The drying rack being assembled.

Clamping it in place.

Drive a 7/8 in. long brad through the edge of each stretcher and into the dowel once you have the dowel extending the right distance

Assembling the Wall Mounted Drying Rack

Step 9: Assemble the Rack

**Looking at the exploded view, you'll note that each end of the rack has three long stretchers and a short stretcher on the inside, and three long stretchers and a short stretcher on the outside.

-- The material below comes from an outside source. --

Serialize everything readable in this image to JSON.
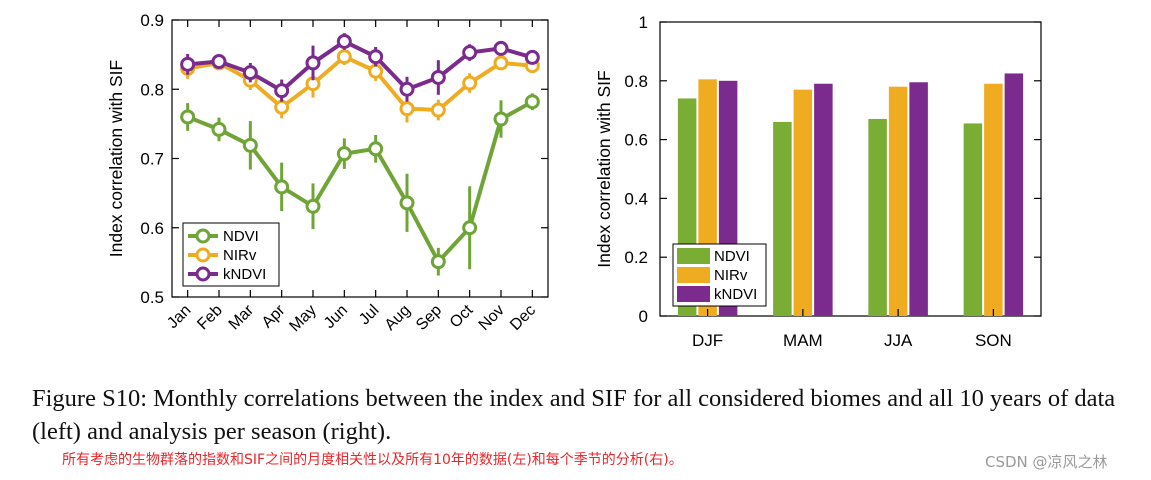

  • Insert three short dowels through the middle holes of the long inside stretchers (note that the dowels must extend through the holes the 1/2 in. thickness of the stretcher stock)
  • Bore a pilot hole to help keep the stretcher and dowel from splitting
  • Drive a 7/8 in. long brad through the edge of each stretcher and into the dowel once you have the dowel extending the right distance

**When joining these parts, you must make sure that the stretchers are lined-up (parallel) with each other when viewed the long dowel) can be dry assembled to the " H " sub-assemblies. We found that everything tends to stay together better if the assembly is done with the parts on end as shown.

  • Close-up the rack
  • Use a clamp and a couple of pieces of scrap stock to help hold the upper parts together (Photo B)
  • Carefully lay the assembly on the workbench as shown in Photo C.
  • Drill pilot holes for 7/8 in. long brads in each end of the outside stretchers with the rack in the closed position (do one end at a time, first drilling the pilot hole, then driving the brad)

**Do not add a brad to the middle hole of the long stretchers, or to the ends of the two inside short stretchers. A brad in any of these holes will prevent the rack from opening. Because the two inside short stretchers don't have a brad at either end, they may slide out of position a bit if the rack is used a lot. We solved the problem by slipping a small rubber "O-ring" on each end of the dowel before assembly (see detail). You can find "O-rings" in the plumbing section of your hardware store. As another option, you can drive a short brad into the dowel just inside each stretcher.

Step 10: Final Assembly

  • Attach the upper and lower rails to one of the stile/side sub-assemblies. using the screws from the test assembly done earlier
  • Slide the long dowel through the stretcher holes in the rack and into the pivot hole in the side
  • Then add the other stile/side
  • Attach the shelf to complete the assembly.

**By the way, the screws provide plenty of strength, so there is no need to add any glue to these joints. And, by not using glue, you'll be better able to make repairs should any part of the rack ever get damaged.

  • Check to see that everything operates smoothly as it's opened and closed with the parts assembled
  • Mount the rack securely to the wall

**Ours is mounted with two screws driven through the upper rail, just under the shelf. They were spaced 16 in. apart so that we could be assured of screwing into two wall studs.